Passion Ignites “Kariamu and Company”
by Kristen GilletteRaahmonaaah Revisited-- one the most moving pieces of Kariamu and Company’s showcase “Same Mother, Different Father”--begins with a poem performed by Stafford C. Berry Jr.
"Ramonaaaa annaa bo banna anna fe fi fo fanna," he cries.. During the 1985 MOVE bombing, police dropped a bomb on the house where the Philadelphia-based black liberation group were living in West Philadelphia. Only Ramona Africa and 11-year-old “Birdie” survived.
Dancers representing those killed cross the stage in a mesmerizing rhythmic march. Never had something so simple been so beautiful, so powerful to me.
The sound resonates, in unison, as each dancer snaps their right foot in sharply to their left ankle. The piece ends as Ramona (Adrienne Abdus-Salaam) rises from the ashes. She starts off shy, barely thrusting her hips, rolling her shoulders. Her expression intensifies with every thrust, every roll. It's almost as if she's smiling. She shifts her hips with confidence.
Dr. Kariamu Welsh, the main choreographer of the evening, developed Umfundalai technique over 40 years ago. Umfundalai, which means “essence” or “essential” in Kiswahili, incorporates steps, rhythm and sensibility from a range of African dance traditions and is designed to welcome both trained and untrained dancers. This is evident in the simple, rhythmic march in Raahmonaaah Revisted as well as through Ramona’s passion-filled hip thrusts and shoulder rolls. While most of the pieces this evening feature Umfundalai technique, contemporary and hip hop moves are also incorporated into the various works. Although the 14 dancers who perform are of various technical skill levels, they all have a passion and love that comes through in the energy they display on stage.
Another piece in the showcase, Suits (choreographed by C. Kemal Nance) begins with “Not While I’m Around” from Sweeney Todd. While the lyrics seemingly fit the sultry mood, the live a capella performance is off-key and the switch to hip-hop music is jarring.
One dancer enters, a suit jacket on but with tattered, quilted shorts. A beggar. He approaches two men conversing, but they shrug. The beggar tries someone else. At last, the dancer in back, in a well-fitted suit, takes him literally under his wing and embraces him. The beggar trembles and seizes, shaking violently, as if meeting his savior.

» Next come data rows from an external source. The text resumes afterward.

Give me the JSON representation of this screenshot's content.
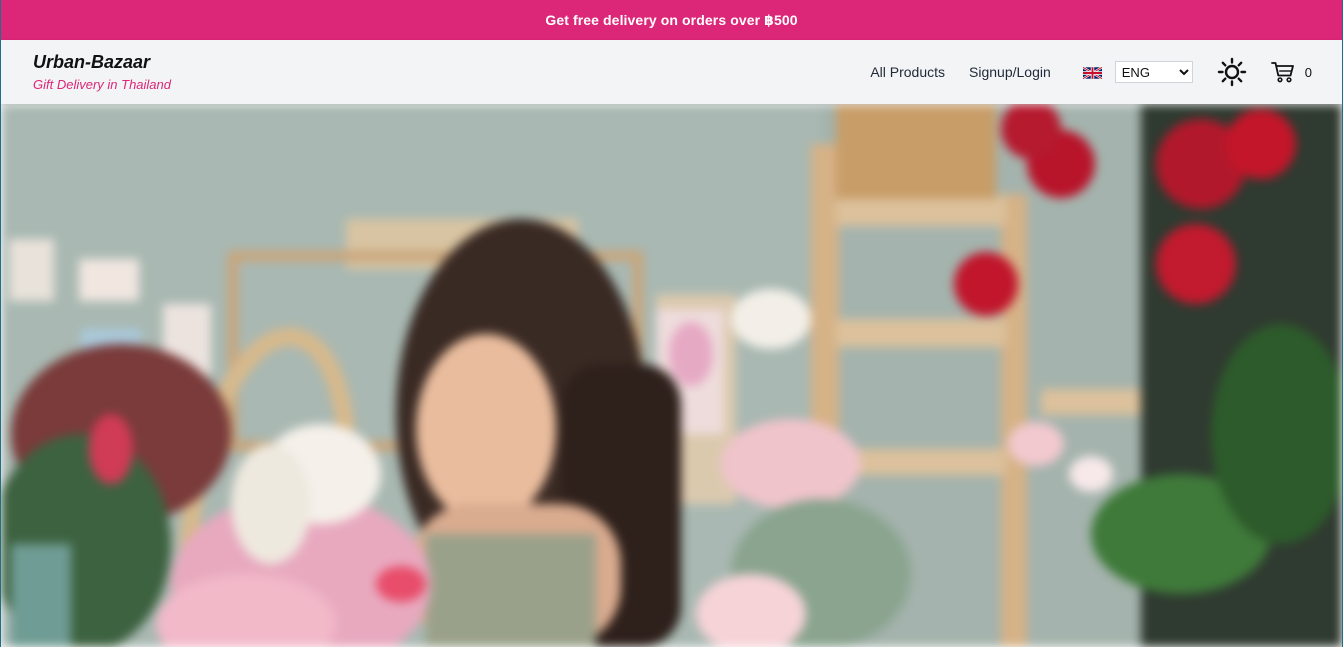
{
  "promo": {
    "text": "Get free delivery on orders over ฿500"
  },
  "brand": {
    "name": "Urban-Bazaar",
    "tagline": "Gift Delivery in Thailand"
  },
  "nav": {
    "all_products": "All Products",
    "signup_login": "Signup/Login"
  },
  "language": {
    "flag_icon": "uk-flag-icon",
    "selected": "ENG"
  },
  "theme_toggle": {
    "icon": "sun-icon"
  },
  "cart": {
    "icon": "cart-icon",
    "count": "0"
  },
  "colors": {
    "accent": "#dc2678",
    "header_bg": "#f3f4f6"
  }
}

Some moments later, the piece breaks out into a “cypher,”or hip hop jam session. A dancer hidden among the audience dashes down the bleachers, grinning and crying to the other dancers and instantly joining the performance.
As the evening’s title work, Welsh’s Same Mother, Different Father, begins, generic sounding cool smooth jazz music fills the theater. Throughout the dance, the performers return to huddles, shivering, needing each other for help. Sometimes it’s offered, at other times the dancers are left out in the cold. The costumes, rain jackets with hoods, fit the dark, rainy mood but are awkward to maneuver.
A video loop plays behind the dancers. Black and White. A man’s face appears. But then… colorful spheres pour against black and white concrete. They look like candy and I’m confused as to why this is included as part of the videography. I get distracted, trying to spot an "S" on one of them, trying to assure myself that they are in fact skittles pouring onto the screen.
After the final piece of the evening, Taking Flight, ends, a parade of dancers sweeps back onstage, taking their bows. They form a semi-circle which grows as they are joined by performers from the show’s other works. All take turns dancing in the center. Performers then storm up to the audience, grabbing their friends, dragging some, unwilling, to the stage. Everyone is welcome on the dance floor, just as Welsh’s dance technique is accepting of all. Some stand idly speaking to their friends while others are swept up by the energy and fun that came from the bows, dancing with the same enthusiasm and congratulating the performers on a job well done.
Same Father, Different Mother, Kariamu and Company, Conwell Dance Theater, Temple University, February 2-3 2013.